Oysters are ordered by the half or whole peck and come raw or steamed. Howard has stuck to the rituals of oyster bars that she grew up with. "The Boiler Room is inspired by this steamed oyster bar tradition in the Carolinas where you order oysters by the peck or the half-peck, rare, medium or well. They come to you steamed and someone shucks them in front of you while they're still warm and you eat them with cocktail sauce, saltines and drawn butter," Howard says. "And I love that whole ritual." So after a decade of operating restaurants, Howard and Knight have grown as restaurateurs and managers and continue to strive for greatness.

"Over the years we've developed an identity a more a clear mission, better staff," Knight says. "At this point the process is not so much opening a great new restaurant it's trying to join the small number of great restaurants that's been around for a generation or two."

Vivian Howard
  • Vivian Howard

Howard has since ventured into writing and publishing. Her new book, Deep Run Roots, is, as she states on her website, part story, part history and part recipes. Each chapter opens up with a story about a different food, integrated with personal anecdotes and important messages.

"I really love the oyster opening. I love the rice opening as well as the apple opening," Howard says. "Then the rice story is a really personal story with a universal message about daughters' relationships with their mothers. The apple chapter opener is about apple jacks and the woman who taught me how to make them."

But it wasn't all fun and games for Howard as she had to remove herself from her restaurants and place others in charge while writing and editing the manuscript. However, her labor of love resulted in a touching and personally-applicable book that's now being followed up with a 20-city, nine-week food truck tour up and down the eastern United States.

With truck manager Casey Atwater and a dedicated team, Howard has embarked on a trip that no cookbook-touring chef has done. Instead of cooking out of unfamiliar kitchens and producing $60-$100 meals, Howard has taken matters into her own hands.

"The thought was one, she would have the kitchen with her that she would know, what capability it had," Atwater says. "Two, it's a novel idea. Nobody's ever done it. Food trucks seem to remain really popular throughout everywhere we've been. It's a tangible thing that people can look at and it's got beautiful graphics on the side of it that help tell the story she's trying to tell."
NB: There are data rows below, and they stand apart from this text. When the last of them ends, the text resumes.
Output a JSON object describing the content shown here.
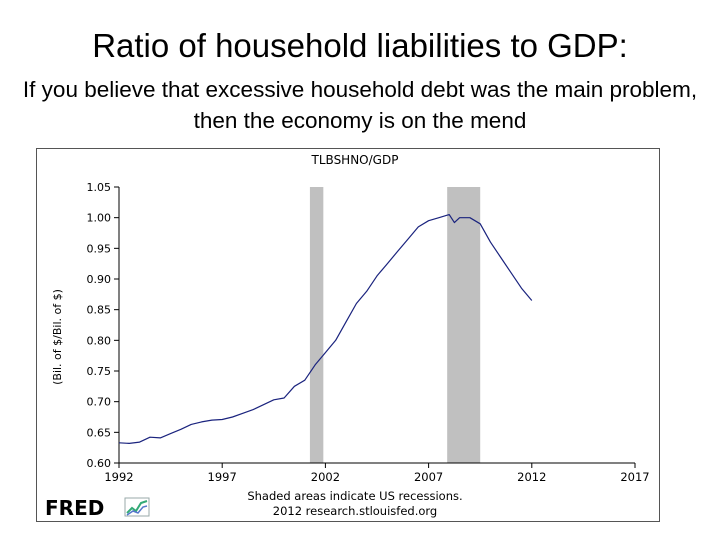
{
  "slide": {
    "title": "Ratio of household liabilities to GDP:",
    "subtitle": "If you believe that excessive household debt was the main problem, then the economy is on the mend"
  },
  "chart_data": {
    "type": "line",
    "title": "TLBSHNO/GDP",
    "xlabel": "",
    "ylabel": "(Bil. of $/Bil. of $)",
    "xlim": [
      1992,
      2017
    ],
    "ylim": [
      0.6,
      1.05
    ],
    "x_ticks": [
      "1992",
      "1997",
      "2002",
      "2007",
      "2012",
      "2017"
    ],
    "y_ticks": [
      "0.60",
      "0.65",
      "0.70",
      "0.75",
      "0.80",
      "0.85",
      "0.90",
      "0.95",
      "1.00",
      "1.05"
    ],
    "grid": false,
    "recessions": [
      {
        "start": 2001.25,
        "end": 2001.9
      },
      {
        "start": 2007.9,
        "end": 2009.5
      }
    ],
    "series": [
      {
        "color": "#1a237e",
        "x": [
          1992.0,
          1992.5,
          1993.0,
          1993.5,
          1994.0,
          1994.5,
          1995.0,
          1995.5,
          1996.0,
          1996.5,
          1997.0,
          1997.5,
          1998.0,
          1998.5,
          1999.0,
          1999.5,
          2000.0,
          2000.5,
          2001.0,
          2001.5,
          2002.0,
          2002.5,
          2003.0,
          2003.5,
          2004.0,
          2004.5,
          2005.0,
          2005.5,
          2006.0,
          2006.5,
          2007.0,
          2007.5,
          2008.0,
          2008.25,
          2008.5,
          2009.0,
          2009.5,
          2010.0,
          2010.5,
          2011.0,
          2011.5,
          2012.0
        ],
        "values": [
          0.633,
          0.632,
          0.634,
          0.642,
          0.641,
          0.648,
          0.655,
          0.663,
          0.667,
          0.67,
          0.671,
          0.675,
          0.681,
          0.687,
          0.695,
          0.703,
          0.706,
          0.725,
          0.735,
          0.76,
          0.78,
          0.8,
          0.83,
          0.86,
          0.88,
          0.905,
          0.925,
          0.945,
          0.965,
          0.985,
          0.995,
          1.0,
          1.005,
          0.992,
          1.0,
          1.0,
          0.99,
          0.96,
          0.935,
          0.91,
          0.885,
          0.865
        ]
      }
    ],
    "footer": {
      "logo": "FRED",
      "note_line1": "Shaded areas indicate US recessions.",
      "note_line2": "2012 research.stlouisfed.org"
    }
  }
}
At each stop of the tour, Howard and her team are teaming up with bookstores and grocery stores and doling out the dishes most representative of their neck of the woods. Atwater says that she's presenting food that matters; it's comes from a good place while being humble, yet elegant.

Then Howard and her team return home from the tour in late November. So far, it's been wildly successful.

"She [Howard] has high expectation with what we're all doing but they're realistic and honestly once we all have everything done and we've worked hard and accomplished what we've set out to do each day, she's a lot of fun," Atwater says. "She's great to work with. She's a driver-type personality but I think that's required with the work she does and she does that gracefully."